Campaign highlights included the digital-first ‘Without You’ campaign for internet exchange DE-CIX, based in Frankfurt, which showcased its pivotal role in the creation of the internet, telling the personal stories of pioneers, clients and employees through an integrated campaign that drove 75,000 people to its microsite. In South Africa, the team supported Vodacom, Vodafone and Safaricom’s launch of the Africa.Connected campaign across eight markets, with the goal of accelerating economic recovery by driving digital inclusion.
— Maja Pawinska Sims
A decade since it merged with fellow tech specialist EML, Wildfire has transformed its offering to strong effect under the leadership of CEO Debby Penton, who also led an MBO of the firm in 2019, during which the firm grew by 30%. Thankfully, fortune favours the brave — Wildfire used the pandemic to inform a corporate purpose that aims to turn ambition into action, whether on behalf of clients or staff. The firm’s expertise in B2B technology doesn’t hurt either, along with a slew of new services (including, crucially, fintech) and a focus on creativity and results.
Wildfire is, arguably at least, the biggest PR firm in Kingston-upon-Thames, employing 27 people.
Revenues were flat in 2020, while profits reached 31%, an impressive showing that owes much to Wildfire’s successful ability to grow its average client size. The firm’s client roster spans enterprise IT (Poly, ServiceNow, Exasol, Rapid7), electronics (XMOS, Samsung, 6Sigma), Martech (Episerver, ContentSquare) and consumer tech (Logitech, Blue Microphones), while there was plenty of new business too — from Epicor, Epson, Salesforce, Emarsys, Duco, Ravelin, Bango and Clearscore.

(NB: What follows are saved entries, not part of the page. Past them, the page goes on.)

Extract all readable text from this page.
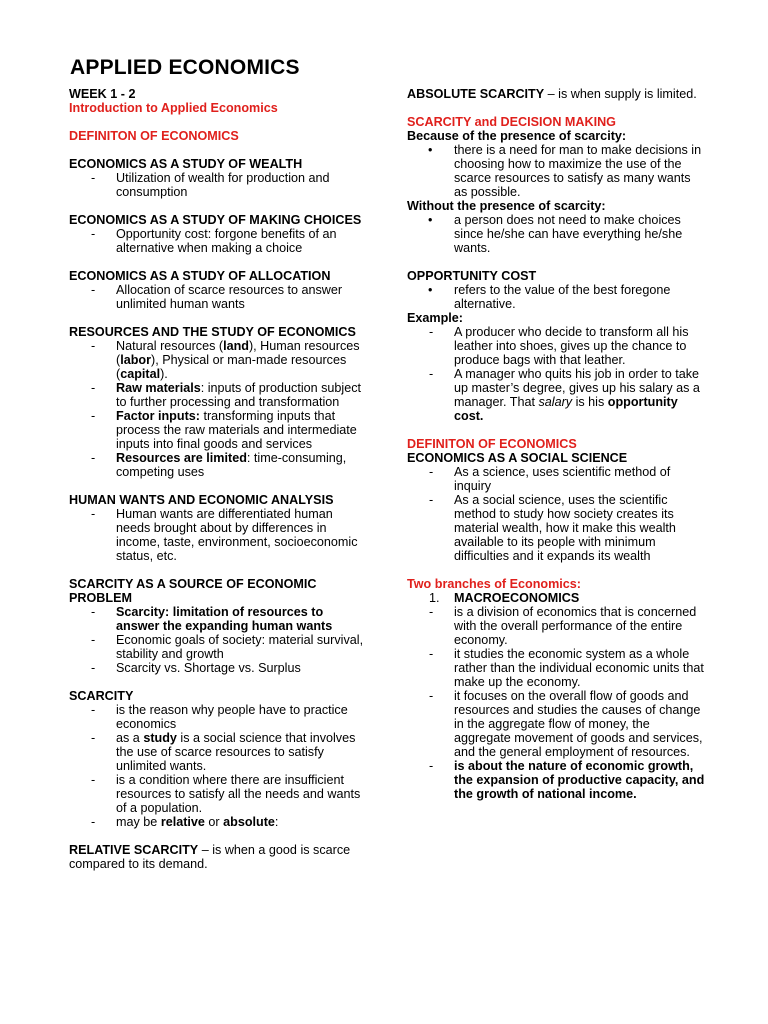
APPLIED ECONOMICS

WEEK 1 - 2

Introduction to Applied Economics

DEFINITON OF ECONOMICS

ECONOMICS AS A STUDY OF WEALTH

- Utilization of wealth for production and consumption

ECONOMICS AS A STUDY OF MAKING CHOICES

- Opportunity cost: forgone benefits of an alternative when making a choice

ECONOMICS AS A STUDY OF ALLOCATION

- Allocation of scarce resources to answer unlimited human wants

RESOURCES AND THE STUDY OF ECONOMICS

- Natural resources (land), Human resources (labor), Physical or man-made resources (capital).
- Raw materials: inputs of production subject to further processing and transformation
- Factor inputs: transforming inputs that process the raw materials and intermediate inputs into final goods and services
- Resources are limited: time-consuming, competing uses

HUMAN WANTS AND ECONOMIC ANALYSIS

- Human wants are differentiated human needs brought about by differences in income, taste, environment, socioeconomic status, etc.

SCARCITY AS A SOURCE OF ECONOMIC PROBLEM

- Scarcity: limitation of resources to answer the expanding human wants
- Economic goals of society: material survival, stability and growth
- Scarcity vs. Shortage vs. Surplus

SCARCITY

- is the reason why people have to practice economics
- as a study is a social science that involves the use of scarce resources to satisfy unlimited wants.
- is a condition where there are insufficient resources to satisfy all the needs and wants of a population.
- may be relative or absolute:

RELATIVE SCARCITY – is when a good is scarce compared to its demand.

ABSOLUTE SCARCITY – is when supply is limited.

SCARCITY and DECISION MAKING

Because of the presence of scarcity:

• there is a need for man to make decisions in choosing how to maximize the use of the scarce resources to satisfy as many wants as possible.

Without the presence of scarcity:

• a person does not need to make choices since he/she can have everything he/she wants.

OPPORTUNITY COST

• refers to the value of the best foregone alternative.

Example:

- A producer who decide to transform all his leather into shoes, gives up the chance to produce bags with that leather.
- A manager who quits his job in order to take up master’s degree, gives up his salary as a manager. That salary is his opportunity cost.

DEFINITON OF ECONOMICS

ECONOMICS AS A SOCIAL SCIENCE

- As a science, uses scientific method of inquiry
- As a social science, uses the scientific method to study how society creates its material wealth, how it make this wealth available to its people with minimum difficulties and it expands its wealth

Two branches of Economics:

1. MACROECONOMICS
- is a division of economics that is concerned with the overall performance of the entire economy.
- it studies the economic system as a whole rather than the individual economic units that make up the economy.
- it focuses on the overall flow of goods and resources and studies the causes of change in the aggregate flow of money, the aggregate movement of goods and services, and the general employment of resources.
- is about the nature of economic growth, the expansion of productive capacity, and the growth of national income.
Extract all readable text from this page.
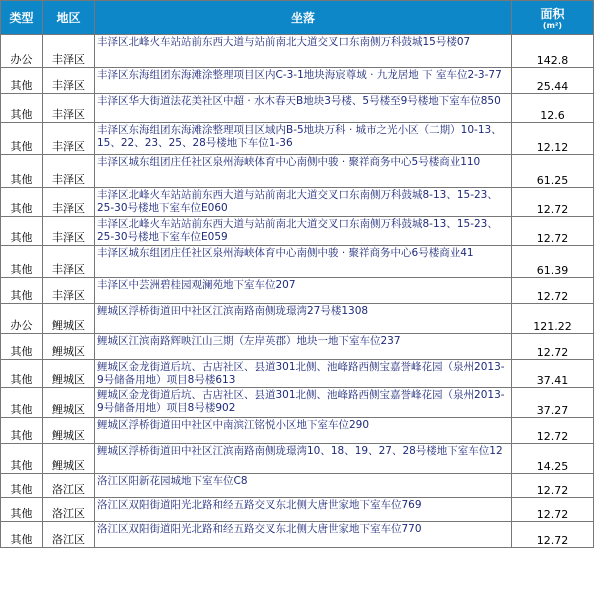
类型	地区	坐落	面积
(m²)

办公	丰泽区	丰泽区北峰火车站站前东西大道与站前南北大道交叉口东南侧万科鼓城15号楼07	142.8
其他	丰泽区	丰泽区东海组团东海滩涂整理项目区内C-3-1地块海宸尊域 · 九龙居地 下 室车位2-3-77	25.44
其他	丰泽区	丰泽区华大街道法花美社区中超 · 水木春天B地块3号楼、5号楼至9号楼地下室车位850	12.6
其他	丰泽区	丰泽区东海组团东海滩涂整理项目区域内B-5地块万科 · 城市之光小区（二期）10-13、15、22、23、25、28号楼地下车位1-36	12.12
其他	丰泽区	丰泽区城东组团庄任社区泉州海峡体育中心南侧中骏 · 聚祥商务中心5号楼商业110	61.25
其他	丰泽区	丰泽区北峰火车站站前东西大道与站前南北大道交叉口东南侧万科鼓城8-13、15-23、25-30号楼地下室车位E060	12.72
其他	丰泽区	丰泽区北峰火车站站前东西大道与站前南北大道交叉口东南侧万科鼓城8-13、15-23、25-30号楼地下室车位E059	12.72
其他	丰泽区	丰泽区城东组团庄任社区泉州海峡体育中心南侧中骏 · 聚祥商务中心6号楼商业41	61.39
其他	丰泽区	丰泽区中芸洲碧桂园观澜苑地下室车位207	12.72
办公	鲤城区	鲤城区浮桥街道田中社区江滨南路南侧珑璟湾27号楼1308	121.22
其他	鲤城区	鲤城区江滨南路辉映江山三期（左岸英郡）地块一地下室车位237	12.72
其他	鲤城区	鲤城区金龙街道后坑、古店社区、县道301北侧、池峰路西侧宝嘉誉峰花园（泉州2013-9号储备用地）项目8号楼613	37.41
其他	鲤城区	鲤城区金龙街道后坑、古店社区、县道301北侧、池峰路西侧宝嘉誉峰花园（泉州2013-9号储备用地）项目8号楼902	37.27
其他	鲤城区	鲤城区浮桥街道田中社区中南滨江铭悦小区地下室车位290	12.72
其他	鲤城区	鲤城区浮桥街道田中社区江滨南路南侧珑璟湾10、18、19、27、28号楼地下室车位12	14.25
其他	洛江区	洛江区阳新花园城地下室车位C8	12.72
其他	洛江区	洛江区双阳街道阳光北路和经五路交叉东北侧大唐世家地下室车位769	12.72
其他	洛江区	洛江区双阳街道阳光北路和经五路交叉东北侧大唐世家地下室车位770	12.72
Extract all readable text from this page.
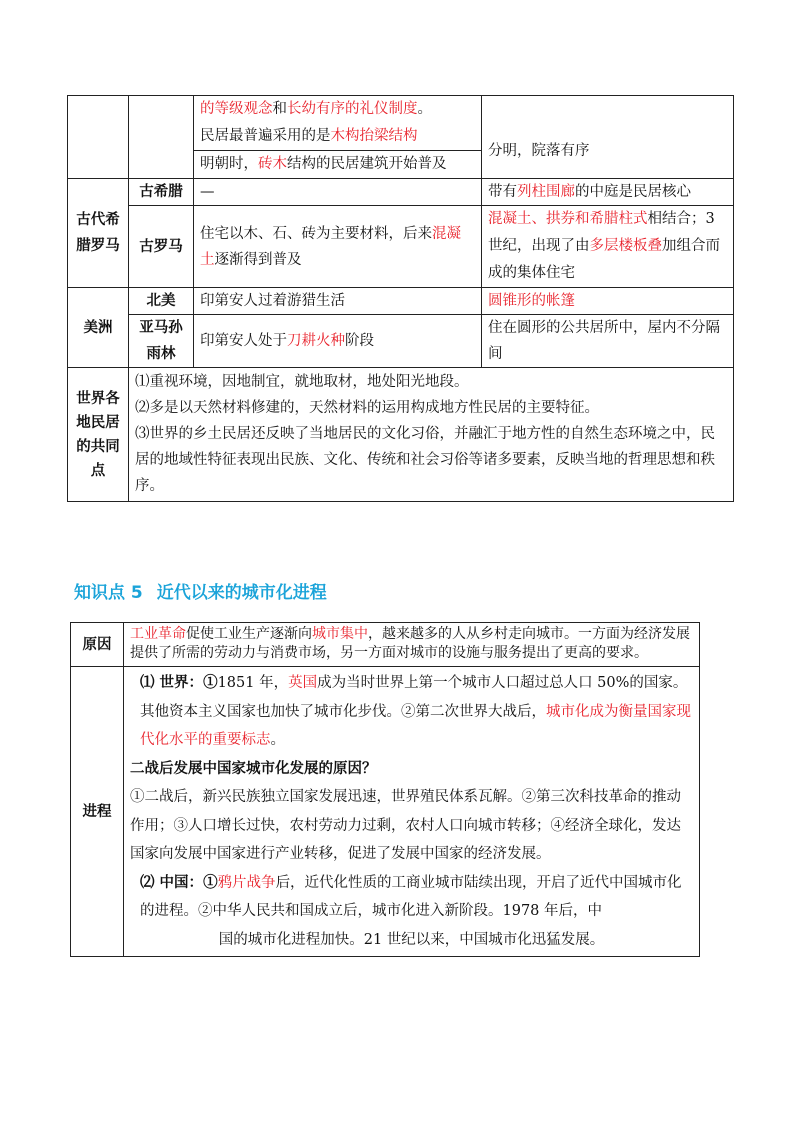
		的等级观念和长幼有序的礼仪制度。
民居最普遍采用的是木构抬梁结构
明朝时，砖木结构的民居建筑开始普及	分明，院落有序
古代希腊罗马	古希腊	—	带有列柱围廊的中庭是民居核心
	古罗马	住宅以木、石、砖为主要材料，后来混凝土逐渐得到普及	混凝土、拱券和希腊柱式相结合；3 世纪，出现了由多层楼板叠加组合而成的集体住宅
美洲	北美	印第安人过着游猎生活	圆锥形的帐篷
	亚马孙雨林	印第安人处于刀耕火种阶段	住在圆形的公共居所中，屋内不分隔间
世界各地民居的共同点	⑴重视环境，因地制宜，就地取材，地处阳光地段。
⑵多是以天然材料修建的，天然材料的运用构成地方性民居的主要特征。
⑶世界的乡土民居还反映了当地居民的文化习俗，并融汇于地方性的自然生态环境之中，民居的地域性特征表现出民族、文化、传统和社会习俗等诸多要素，反映当地的哲理思想和秩序。		
知识点 5 近代以来的城市化进程
原因	工业革命促使工业生产逐渐向城市集中，越来越多的人从乡村走向城市。一方面为经济发展提供了所需的劳动力与消费市场，另一方面对城市的设施与服务提出了更高的要求。
进程	⑴ 世界：①1851 年，英国成为当时世界上第一个城市人口超过总人口 50%的国家。其他资本主义国家也加快了城市化步伐。②第二次世界大战后，城市化成为衡量国家现代化水平的重要标志。
二战后发展中国家城市化发展的原因？
①二战后，新兴民族独立国家发展迅速，世界殖民体系瓦解。②第三次科技革命的推动作用；③人口增长过快，农村劳动力过剩，农村人口向城市转移；④经济全球化，发达国家向发展中国家进行产业转移，促进了发展中国家的经济发展。
⑵ 中国：①鸦片战争后，近代化性质的工商业城市陆续出现，开启了近代中国城市化的进程。②中华人民共和国成立后，城市化进入新阶段。1978 年后，中
国的城市化进程加快。21 世纪以来，中国城市化迅猛发展。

Like many smaller firms, much of Wildfire’s success is powered by a distinctive culture, one that rose to the fore during the pandemic, when it benefited from a resilient and engaged workforce. Wellbeing support was stepped up, along with a number of creative approaches to motivate staff, including a lockdown steps and photography challenge that pledged donations to the Trussell Trust foodbank charity. Wildfire remains ahead of the industry on diversity and inclusion metrics, across both gender and race, but the firm scrutinised its processes further in 2020 with bias training and a refreshed recruitment process.
Wildfire invested in its own insights research in 2020, tracking key decision makers among CIOs and CMOs, which it uses to inform its own campaigns and new business. The firm also launched a B2B influencer marketing offering in collaboration with Onalytica and supported by a thought leadership series. Campaign highlights included Logitech’s ‘MXOLOGI’ event to engage travel bloggers for a new product launch; a Covid-19 commerce insight tracker for Emarsys, which used anonymised sales data to connect with retail businesses, economists and policymakers; and, successfully driving global awareness and lead generation for XMOS’ new xcore.ai chip.